To avoid getting those five questions you can do this:
1. Talk a lot - so she will always know what you're thinking
2. Tell her "I love you" all the time
3. Tell her how slim she is all the time
4. Do not look at other girls/women in her presence
5. Ask her "What would I do if you died?!" [and make a sad face]

----------------------------
Ask your questions and they will be answered on the "True Romance with Phat7"!!! :D

Laslett
November 19th, 2003, 07:38 AM
So

"Why isn't my dinner on the table" doesn't work?

rere420
November 19th, 2003, 04:40 PM
Originally posted by Laslett
So

"Why isn't my dinner on the table" doesn't work?


not unless you enjoy listening to women b*itch and moan for a good hour or so about how you dont respect them or even care about al they do for you which is then usually followed by one of these two questions (use advise form above posts to answer):

1) Do you even love me

or

2) well, what would you do if I died, then....starve and trust me as a female many expect you to answer the question!!!!!:thumb:

fester8542
November 20th, 2003, 09:33 AM
Originally posted by rere420
not unless you enjoy listening to women b*itch and moan for a good hour or so about how you dont respect them or even care about al they do for you which is then usually followed by one of these two questions (use advise form above posts to answer):

1) Do you even love me

or

2) well, what would you do if I died, then....starve and trust me as a female many expect you to answer the question!!!!!:thumb:

no no no no folks you have got it all wrong.

Nod your head ocasionally looking in her direction; alternativly saying: "yeah, oh, ok, yup, really, right"

Untill you get bagged for not listening.

mdipi
November 20th, 2003, 09:54 AM
aha- good post fanal exam laugh :D

rere420
November 20th, 2003, 04:12 PM
Originally posted by fester8542
no no no no folks you have got it all wrong.

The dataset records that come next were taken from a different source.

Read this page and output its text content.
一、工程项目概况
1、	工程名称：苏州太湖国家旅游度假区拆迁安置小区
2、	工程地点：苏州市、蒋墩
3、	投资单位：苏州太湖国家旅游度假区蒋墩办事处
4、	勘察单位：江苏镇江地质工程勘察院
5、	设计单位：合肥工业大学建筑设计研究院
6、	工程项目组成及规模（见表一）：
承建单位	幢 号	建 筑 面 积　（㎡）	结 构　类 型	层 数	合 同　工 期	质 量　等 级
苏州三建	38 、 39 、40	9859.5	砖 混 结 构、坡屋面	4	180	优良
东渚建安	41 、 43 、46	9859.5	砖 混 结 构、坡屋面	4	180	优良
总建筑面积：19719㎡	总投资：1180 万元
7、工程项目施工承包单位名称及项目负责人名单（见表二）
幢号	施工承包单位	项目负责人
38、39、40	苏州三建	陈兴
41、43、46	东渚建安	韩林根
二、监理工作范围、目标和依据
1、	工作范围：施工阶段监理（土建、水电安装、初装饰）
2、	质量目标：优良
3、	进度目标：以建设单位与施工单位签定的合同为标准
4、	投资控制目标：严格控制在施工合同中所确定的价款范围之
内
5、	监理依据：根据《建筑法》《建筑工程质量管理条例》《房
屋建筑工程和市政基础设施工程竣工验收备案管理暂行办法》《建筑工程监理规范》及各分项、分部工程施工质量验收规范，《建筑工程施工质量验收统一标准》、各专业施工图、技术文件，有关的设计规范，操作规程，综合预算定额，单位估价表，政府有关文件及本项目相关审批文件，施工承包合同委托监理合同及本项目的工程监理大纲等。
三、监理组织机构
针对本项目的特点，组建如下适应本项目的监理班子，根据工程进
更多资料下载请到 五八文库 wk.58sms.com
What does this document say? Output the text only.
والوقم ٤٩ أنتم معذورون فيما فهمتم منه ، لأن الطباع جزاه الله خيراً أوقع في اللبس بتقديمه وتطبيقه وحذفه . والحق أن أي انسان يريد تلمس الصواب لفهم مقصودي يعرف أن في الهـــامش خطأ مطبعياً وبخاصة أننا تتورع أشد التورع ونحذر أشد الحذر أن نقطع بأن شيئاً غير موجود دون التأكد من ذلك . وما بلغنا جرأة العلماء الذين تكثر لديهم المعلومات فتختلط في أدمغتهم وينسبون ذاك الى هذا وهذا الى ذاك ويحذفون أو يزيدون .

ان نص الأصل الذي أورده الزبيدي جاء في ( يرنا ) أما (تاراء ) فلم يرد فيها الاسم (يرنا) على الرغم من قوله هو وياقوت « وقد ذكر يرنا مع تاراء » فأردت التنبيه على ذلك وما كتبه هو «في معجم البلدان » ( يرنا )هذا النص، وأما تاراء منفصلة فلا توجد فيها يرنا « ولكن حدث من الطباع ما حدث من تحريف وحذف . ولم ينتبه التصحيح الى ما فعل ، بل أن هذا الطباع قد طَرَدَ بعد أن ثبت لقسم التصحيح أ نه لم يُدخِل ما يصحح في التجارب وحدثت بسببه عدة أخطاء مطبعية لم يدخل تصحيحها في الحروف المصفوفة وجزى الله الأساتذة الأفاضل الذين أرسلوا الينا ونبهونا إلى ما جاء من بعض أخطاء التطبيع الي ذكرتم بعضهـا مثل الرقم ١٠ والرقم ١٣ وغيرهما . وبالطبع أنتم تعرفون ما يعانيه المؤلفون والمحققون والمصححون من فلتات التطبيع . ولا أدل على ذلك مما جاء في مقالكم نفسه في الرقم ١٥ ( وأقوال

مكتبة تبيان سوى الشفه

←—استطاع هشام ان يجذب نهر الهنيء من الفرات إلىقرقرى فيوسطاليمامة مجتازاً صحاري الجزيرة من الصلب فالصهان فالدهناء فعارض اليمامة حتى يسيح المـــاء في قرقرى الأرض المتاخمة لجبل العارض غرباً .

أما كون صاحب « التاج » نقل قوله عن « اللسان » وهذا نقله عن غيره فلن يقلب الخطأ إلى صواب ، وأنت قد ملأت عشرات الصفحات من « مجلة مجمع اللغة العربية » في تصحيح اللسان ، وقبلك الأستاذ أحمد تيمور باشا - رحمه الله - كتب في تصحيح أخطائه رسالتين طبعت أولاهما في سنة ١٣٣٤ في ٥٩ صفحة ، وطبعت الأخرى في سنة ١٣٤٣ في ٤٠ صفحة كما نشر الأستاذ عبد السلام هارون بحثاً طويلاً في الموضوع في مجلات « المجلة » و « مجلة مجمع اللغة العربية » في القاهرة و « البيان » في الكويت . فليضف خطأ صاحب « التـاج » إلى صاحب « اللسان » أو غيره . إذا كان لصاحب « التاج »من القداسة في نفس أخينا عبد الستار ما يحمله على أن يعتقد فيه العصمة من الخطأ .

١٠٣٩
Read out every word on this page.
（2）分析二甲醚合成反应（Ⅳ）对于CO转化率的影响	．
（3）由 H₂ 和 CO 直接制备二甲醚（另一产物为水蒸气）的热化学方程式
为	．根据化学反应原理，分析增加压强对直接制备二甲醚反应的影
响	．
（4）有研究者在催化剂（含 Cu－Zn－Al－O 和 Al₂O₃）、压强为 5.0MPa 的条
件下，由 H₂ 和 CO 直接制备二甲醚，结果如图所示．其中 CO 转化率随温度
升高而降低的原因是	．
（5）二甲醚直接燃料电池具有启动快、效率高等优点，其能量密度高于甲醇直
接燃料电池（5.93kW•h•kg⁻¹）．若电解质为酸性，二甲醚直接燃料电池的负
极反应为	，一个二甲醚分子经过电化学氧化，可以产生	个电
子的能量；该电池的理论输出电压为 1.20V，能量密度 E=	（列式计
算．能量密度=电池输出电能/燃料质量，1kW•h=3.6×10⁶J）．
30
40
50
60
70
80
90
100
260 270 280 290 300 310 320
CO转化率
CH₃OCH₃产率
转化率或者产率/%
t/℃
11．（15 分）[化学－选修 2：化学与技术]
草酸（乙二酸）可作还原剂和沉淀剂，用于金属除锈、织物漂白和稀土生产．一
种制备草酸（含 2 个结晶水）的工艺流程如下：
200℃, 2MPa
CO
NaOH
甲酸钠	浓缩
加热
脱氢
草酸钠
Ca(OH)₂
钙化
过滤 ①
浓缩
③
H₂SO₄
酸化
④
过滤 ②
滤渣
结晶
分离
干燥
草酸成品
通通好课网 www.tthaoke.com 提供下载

Nod your head ocasionally looking in her direction; alternativly saying: "yeah, oh, ok, yup, really, right"

Untill you get bagged for not listening.



you would think after someone gets bagged not listening just about everyday that they would actually listen...


my favorite thing is to throwin things like you are an idiot and say flat out you are not even listening to me and hear him say yeah, oh, ok, yup, really, right...

fester8542
November 21st, 2003, 08:48 AM
grrrrrrrrr

fester8542
November 21st, 2003, 09:24 AM
Originally posted by junahu
[removed by the Big E]

I will give you three tries

eilsoe
November 21st, 2003, 10:55 AM
junahu, I already told you in another thread, stop it.

As you see we have both males and females in here having fun about this, you don't like it, don't read the thread.

We can't protect everyone on the boards... and I say again, This is all in good fun...


:m:

rere420
November 21st, 2003, 01:38 PM
Originally posted by fester8542
I will give you three tries


the first two wont even count....everything we write on here is all in good fun...I'm sure no one means any offense to anyones gender:}

fester8542
November 21st, 2003, 02:37 PM
you missed the post I quoted re.

Some kid said something about tearing off limbs and tounges and sending them back to our mothers or something stupid like that.